Gleefully anticipating the revelations of poetical back-projection onto the historical and archeological records, and the wholesale fabrication of ancient spiritual practices, I placed the spine of "A Century of James Frazer's The Golden Bough: Shaking the Tree, Breaking the Bough" flat on the table and went through the process of folding the first and last pages against the inside covers until I had reached the center of the book.

Then I sat down with tea, pen, and Post-it Notes to enjoy and annotate the book, which is a collection of essays from a symposium on the impact of The Golden Bough on folklore, comparative religion, and anthropology.
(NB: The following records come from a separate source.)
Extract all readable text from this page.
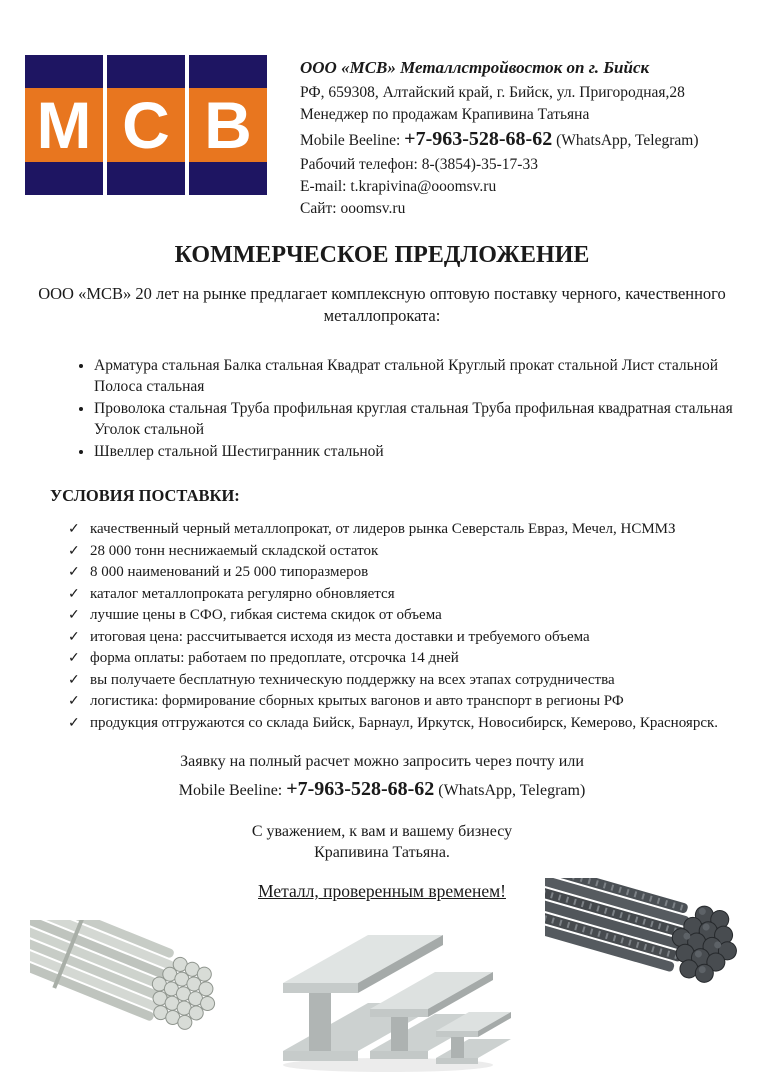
М С В
ООО «МСВ» Металлстройвосток оп г. Бийск
РФ, 659308, Алтайский край, г. Бийск, ул. Пригородная,28
Менеджер по продажам Крапивина Татьяна
Mobile Beeline: +7-963-528-68-62 (WhatsApp, Telegram)
Рабочий телефон: 8-(3854)-35-17-33
E-mail: t.krapivina@ooomsv.ru
Сайт: ooomsv.ru
КОММЕРЧЕСКОЕ ПРЕДЛОЖЕНИЕ

ООО «МСВ» 20 лет на рынке предлагает комплексную оптовую поставку черного, качественного металлопроката:

• Арматура стальная Балка стальная Квадрат стальной Круглый прокат стальной Лист стальной Полоса стальная
• Проволока стальная Труба профильная круглая стальная Труба профильная квадратная стальная Уголок стальной
• Швеллер стальной Шестигранник стальной
УСЛОВИЯ ПОСТАВКИ:
✓ качественный черный металлопрокат, от лидеров рынка Северсталь Евраз, Мечел, НСММЗ
✓ 28 000 тонн неснижаемый складской остаток
✓ 8 000 наименований и 25 000 типоразмеров
✓ каталог металлопроката регулярно обновляется
✓ лучшие цены в СФО, гибкая система скидок от объема
✓ итоговая цена: рассчитывается исходя из места доставки и требуемого объема
✓ форма оплаты: работаем по предоплате, отсрочка 14 дней
✓ вы получаете бесплатную техническую поддержку на всех этапах сотрудничества
✓ логистика: формирование сборных крытых вагонов и авто транспорт в регионы РФ
✓ продукция отгружаются со склада Бийск, Барнаул, Иркутск, Новосибирск, Кемерово, Красноярск.

Заявку на полный расчет можно запросить через почту или

Mobile Beeline: +7-963-528-68-62 (WhatsApp, Telegram)

С уважением, к вам и вашему бизнесу

Крапивина Татьяна.

Металл, проверенным временем!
The main question of the book is, "If Frazer's The Golden Bough is so flawed, why are academics in the humanities still using its methodologies?"  

So far I'm only fifty pages in, and the arguments are, 1) not everything in the Golden Bough is wrong, 2) there are some universal human social structures, 3) if we look at it as a work of historical fiction, it presents some useful and inspiring metaphors, and 4) the massive ethnological record Frazer and his predecessors was a work that should be reassessed, but not ignored.  

I think my favorite part so far was the part in Ronald Hutton's essay, wherein he pointed out that Frazer wanted to turn people off of the folly of religion (both Christianity and its perceived Pagan roots), but, ironically, Frazer wrote so luridly of the sex and violence in the prehistoric and savage rites that his readers were entertained and titillated by it.

How I laughed and laughed as I wrote the Post-It note annotating that entry—Oh Horror! I've just discovered that Post-It Notes are not that great for books!  (Looks in dismay at shelves of annotated books in his research library.)